Rue20 Español/Rabat
Marruecos ha intensificado sus contactos diplomáticos con Rusia en un momento clave para el expediente del Sáhara, a pocos días de la sesión del Consejo de Seguridad de la Organización de las Naciones Unidas prevista para el 24 de abril.
Según fuentes diplomáticas, Rabat busca evaluar la posición de Moscú en torno a este dossier estratégico en el marco de intercambios calificados de “confidenciales”.
En este contexto, el viceministro de Asuntos Exteriores ruso, Alexander Alimov, recibió al embajador de Marruecos en Moscú, Lotfi Bouchaara, en una reunión centrada en los equilibrios diplomáticos internacionales y la coordinación en el seno de la ONU.
Ambas partes destacaron la “concordancia de sus posiciones sobre numerosos temas” en la agenda multilateral, lo que refleja una convergencia que sustenta el diálogo continuo entre Rabat y Moscú.
El encuentro se produce en un contexto marcado por la reanudación de contactos en torno al expediente del Sáhara marroquí, casi siete años después de las últimas negociaciones directas entre Marruecos, el Polisario, Argelia y Mauritania.
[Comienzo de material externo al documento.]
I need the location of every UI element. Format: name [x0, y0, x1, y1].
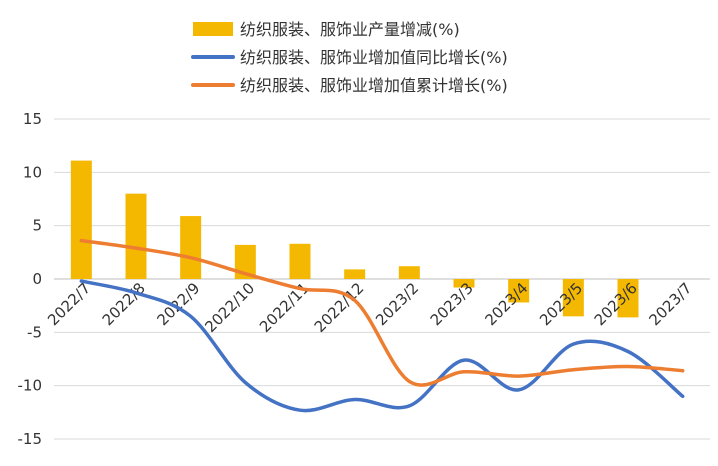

Estas discusiones, celebradas recientemente bajo la égida de Estados Unidos y con la atención de potencias internacionales, incluida Rusia, han reactivado el proceso político.
Las mismas fuentes señalan que el expediente del Sáhara marroquí ocupó un lugar central en los intercambios, junto con cuestiones relativas a Oriente Medio, el norte de África y el espacio sahariano-saheliano. En este marco, Moscú habría expresado una valoración positiva de la reanudación del proceso de negociación, reiterando su apoyo a los esfuerzos en curso.
La próxima cita del Consejo de Seguridad reviste una importancia particular, al inscribirse en el ciclo de evaluaciones periódicas basadas en los informes del secretario general de la ONU. Dichos documentos ofrecen un análisis detallado de la situación sobre el terreno, incluyendo aspectos de seguridad, dinámicas políticas y avances en la mediación internacional.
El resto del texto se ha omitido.